Consumer Discretionary
Note that XLY has now run into resistance two weeks in a row at exactly the 38.2% Fibonacci level. For the move to extend higher, it has to be able to break through this level (167.65) on its way to the next level of resistance at 173.40. Alternatively, look for 160.53 and 149.02 to provide support.
Industrials
The Industrials continue to look interesting here from a technical standpoint. We have an inverse Head & Shoulders (H&S) pattern in place and last week tested the neckline while the RSI still has room to run. That said, we will want to see this week’s price action close above the neckline for the continued possibility of a move higher.
Energy
Energy continues to look vulnerable here. We have a H&S pattern in place and we’ve broken through the neckline. If the downtrend continues, the target is 55.28 with the next level of support at 73.70 along the way.

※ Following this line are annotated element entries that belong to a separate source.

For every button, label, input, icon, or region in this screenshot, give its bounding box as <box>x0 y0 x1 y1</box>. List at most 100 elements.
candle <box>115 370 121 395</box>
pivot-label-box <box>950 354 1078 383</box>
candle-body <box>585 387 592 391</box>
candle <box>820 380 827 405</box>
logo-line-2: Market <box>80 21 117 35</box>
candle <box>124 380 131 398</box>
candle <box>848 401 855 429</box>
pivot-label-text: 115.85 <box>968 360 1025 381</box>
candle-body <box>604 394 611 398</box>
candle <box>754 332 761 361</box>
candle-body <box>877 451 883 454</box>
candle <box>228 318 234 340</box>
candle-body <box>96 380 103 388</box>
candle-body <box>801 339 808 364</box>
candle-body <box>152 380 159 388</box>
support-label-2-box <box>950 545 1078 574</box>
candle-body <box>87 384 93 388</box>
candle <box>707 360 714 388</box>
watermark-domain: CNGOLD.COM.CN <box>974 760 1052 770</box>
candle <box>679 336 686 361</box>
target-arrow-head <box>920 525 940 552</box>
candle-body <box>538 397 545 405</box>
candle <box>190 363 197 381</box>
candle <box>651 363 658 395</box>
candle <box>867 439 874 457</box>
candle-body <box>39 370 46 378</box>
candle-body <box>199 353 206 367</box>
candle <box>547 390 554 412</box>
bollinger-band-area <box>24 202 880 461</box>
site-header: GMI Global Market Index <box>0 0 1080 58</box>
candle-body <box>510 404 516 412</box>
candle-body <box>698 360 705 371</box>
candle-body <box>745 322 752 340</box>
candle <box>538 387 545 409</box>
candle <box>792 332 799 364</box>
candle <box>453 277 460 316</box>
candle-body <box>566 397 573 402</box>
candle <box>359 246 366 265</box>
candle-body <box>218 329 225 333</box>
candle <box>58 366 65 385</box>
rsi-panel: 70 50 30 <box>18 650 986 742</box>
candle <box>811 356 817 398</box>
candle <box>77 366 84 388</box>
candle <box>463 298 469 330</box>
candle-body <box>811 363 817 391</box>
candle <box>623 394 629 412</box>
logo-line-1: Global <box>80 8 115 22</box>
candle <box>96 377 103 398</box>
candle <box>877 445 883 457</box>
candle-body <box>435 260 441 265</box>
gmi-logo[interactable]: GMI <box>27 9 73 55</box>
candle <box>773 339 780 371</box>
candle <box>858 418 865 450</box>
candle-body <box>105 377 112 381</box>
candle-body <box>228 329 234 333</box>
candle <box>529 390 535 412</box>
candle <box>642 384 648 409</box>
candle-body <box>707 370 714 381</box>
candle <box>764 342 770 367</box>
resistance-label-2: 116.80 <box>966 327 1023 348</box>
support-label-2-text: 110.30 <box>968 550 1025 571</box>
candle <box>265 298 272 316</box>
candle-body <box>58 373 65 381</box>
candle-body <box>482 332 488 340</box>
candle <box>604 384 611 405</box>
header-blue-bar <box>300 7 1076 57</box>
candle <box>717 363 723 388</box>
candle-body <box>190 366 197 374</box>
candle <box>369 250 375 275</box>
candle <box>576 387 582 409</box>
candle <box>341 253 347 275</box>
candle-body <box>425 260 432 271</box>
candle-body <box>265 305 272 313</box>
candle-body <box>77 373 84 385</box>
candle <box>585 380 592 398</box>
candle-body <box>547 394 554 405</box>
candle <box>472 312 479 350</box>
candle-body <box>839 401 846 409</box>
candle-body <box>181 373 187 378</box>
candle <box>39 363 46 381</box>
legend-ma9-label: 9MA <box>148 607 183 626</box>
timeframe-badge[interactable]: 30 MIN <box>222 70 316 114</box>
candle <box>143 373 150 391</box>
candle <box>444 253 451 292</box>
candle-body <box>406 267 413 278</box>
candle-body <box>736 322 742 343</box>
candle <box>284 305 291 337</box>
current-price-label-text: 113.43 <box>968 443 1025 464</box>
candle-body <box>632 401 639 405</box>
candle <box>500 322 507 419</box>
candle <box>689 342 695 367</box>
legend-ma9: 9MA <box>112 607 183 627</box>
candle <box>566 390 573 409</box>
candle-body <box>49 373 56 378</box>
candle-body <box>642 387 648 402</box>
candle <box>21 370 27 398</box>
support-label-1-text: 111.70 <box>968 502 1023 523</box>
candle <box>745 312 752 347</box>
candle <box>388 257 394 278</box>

For the H&S pattern to be negated, we need to close above the neckline and have it become support in the subsequent weeks.
Materials
Similar to Industrials, Materials could have some potential here. With that said, it has to clear the neckline of the H&S pattern and remain above it in the subsequent weeks. Look for the neckline or somewhere around 82.66 to provide resistance on the way up.
Financials
Last week, I was a bit more constructive on the potential for Financials but I’m seeing it in a different light this week as I think we could be in the process of forming a H&S pattern. We need to watch the RSI support (green line) and see how Financials react once they come in contact with the perceived neckline.
Real Estate
Similar to Financials, I am beginning to see Real Estate through the lens of a possible H&S pattern developing. While it is not confirmed at this point, let’s make sure to watch the RSI support (green line) and how Real Estate acts once it comes in contact with the perceived neckline.
Health Care
Health Care continues to show signs of life, especially as it was the only sector to log a positive week last week. We need to continue to watch and see how it navigates the symmetrical triangle that has developed. A break to the high side calls for a target somewhere in the neighborhood of 150.15.
Utilities
Utilities had a tough week last week. We need to continue to watch the RSI support (green line) and how Utilities navigate the lower portion of the triangle that has formed. Recall that Utilities are one of the most oversold sectors on a relative basis and tend to be a more defensive play if the market continues to move lower as a whole.
Consumer Staples
Similar to Utilities, Consumer Staples is one of the most oversold sectors on a relative basis a favorite defensive play if the market continues lower. It also seems that we are developing an inverse H&S pattern which could suggest Consumer Staples has room to run. Again, watch the RSI support (green line) and how Consumer Staples react once coming in contact with the perceived neckline.
Summary
We saw pullback almost across the board last week with regard to the S&P 500 and then underlying sectors. Year-to-date, the market has been held up almost exclusively by the Technology sector. As noted in the above charts, history would suggest that the pullback we saw in Technology last week may end up being a 3 or 4 week event and if so, my sense is that a lot of the rest of the market will move lower with it. Watch for the defensive sectors to be a beacon of relative safety if that happens.